Peserta dalam keseharian di kantor  redaksi masing-masing sudah terbiasa mengelola isu harian yang dijadikan berita. Jadi suasana diskusi ini semacam rapat  perencanaan redaksi yang membahas isu-isu penting. 
Isu-isu penting menyangkut kepentingan rakyat, dan kebangsaan dibahas, dicari persoalannya, kemudian diberikan saran untuk penyelesaian. 
Diskusi seperti yang sudah berlangsung selama ini dipimpin oleh Koordinator Nasional FWK Raja Parlindungan Pane, mantan pemimpin redaksi di Jakarta. 
Raja memimpin diskusi dengan gaya lugas dan cerdas dalam menangkap setiap  gagasan yang muncul. 
“Diskusi ini terbuka untuk semua wartawan. Semakin banyak anggota diskusi semakin banyak pemikiran yang masuk. Kami di sini melihat persoalan bukan hanya dari satu sisi, tetapi dari berbagai sisi dan sudut pandang. Karena kami membutuhkan  pemikiran dari semua 
Peserta,” kata Raja Pane. 
Untuk sementara ini diskusi mengambil tempat berpindah-pindah, karena belum mempunyai kantor tetap.
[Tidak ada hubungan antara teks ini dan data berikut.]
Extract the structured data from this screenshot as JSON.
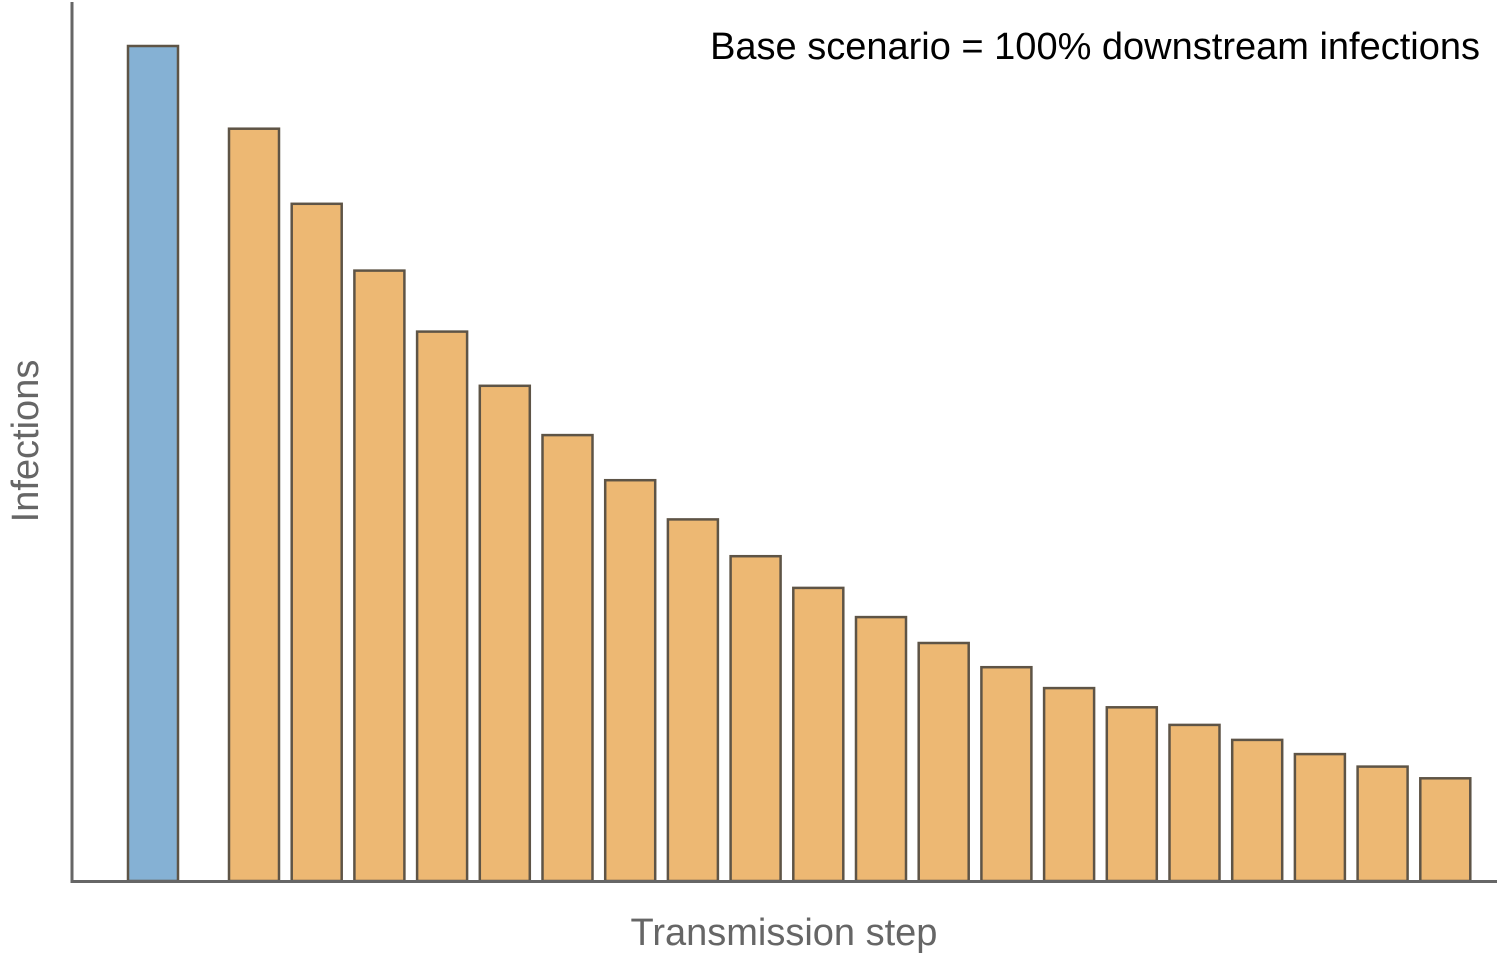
{
  "chart_data": {
    "type": "bar",
    "title": "",
    "annotation": "Base scenario = 100% downstream infections",
    "xlabel": "Transmission step",
    "ylabel": "Infections",
    "x_tick_labels_shown": false,
    "y_tick_labels_shown": false,
    "grid": false,
    "ylim": [
      0,
      100
    ],
    "colors": {
      "base": "#85b1d4",
      "downstream": "#edb873",
      "bar_edge": "#5e5446",
      "axis": "#666666",
      "axis_label": "#666666",
      "annotation": "#000000"
    },
    "bars": [
      {
        "group": "base",
        "value": 100.0
      },
      {
        "group": "downstream",
        "value": 90.1
      },
      {
        "group": "downstream",
        "value": 81.1
      },
      {
        "group": "downstream",
        "value": 73.1
      },
      {
        "group": "downstream",
        "value": 65.8
      },
      {
        "group": "downstream",
        "value": 59.3
      },
      {
        "group": "downstream",
        "value": 53.4
      },
      {
        "group": "downstream",
        "value": 48.0
      },
      {
        "group": "downstream",
        "value": 43.3
      },
      {
        "group": "downstream",
        "value": 38.9
      },
      {
        "group": "downstream",
        "value": 35.1
      },
      {
        "group": "downstream",
        "value": 31.6
      },
      {
        "group": "downstream",
        "value": 28.5
      },
      {
        "group": "downstream",
        "value": 25.6
      },
      {
        "group": "downstream",
        "value": 23.1
      },
      {
        "group": "downstream",
        "value": 20.8
      },
      {
        "group": "downstream",
        "value": 18.7
      },
      {
        "group": "downstream",
        "value": 16.9
      },
      {
        "group": "downstream",
        "value": 15.2
      },
      {
        "group": "downstream",
        "value": 13.7
      },
      {
        "group": "downstream",
        "value": 12.3
      }
    ]
  }
}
Kadang-kadang berlangsung di ruang rapat media VOI Jalan Tanah Abang, Jakarta Pusat, dan kadang-kadang di ruang rapat Redaksi Suara Merdeka Biro Jakarta di Tebet. 
Peserta yang hadir biasanya tidak banyak, sekitar 20 orang. Tetapi audiens sangat banyak di rumah masing-masing. Mereka mengikuti melalui media yang memberitakan hasil diskusi.
Beritanya direproduksi dan diamplifikasi. Gaungnya hampir di seluruh provinsi di Tanah Air, dan bahkan sampai luar negeri karena disebar-luaskan juga oleh media dalam berbagai bahasa dunia. 
Dari diskusi-diskusi kecil itulah FWK membisikkan perjuangan kebangsaan kepada siapa saja yang mau mendengar.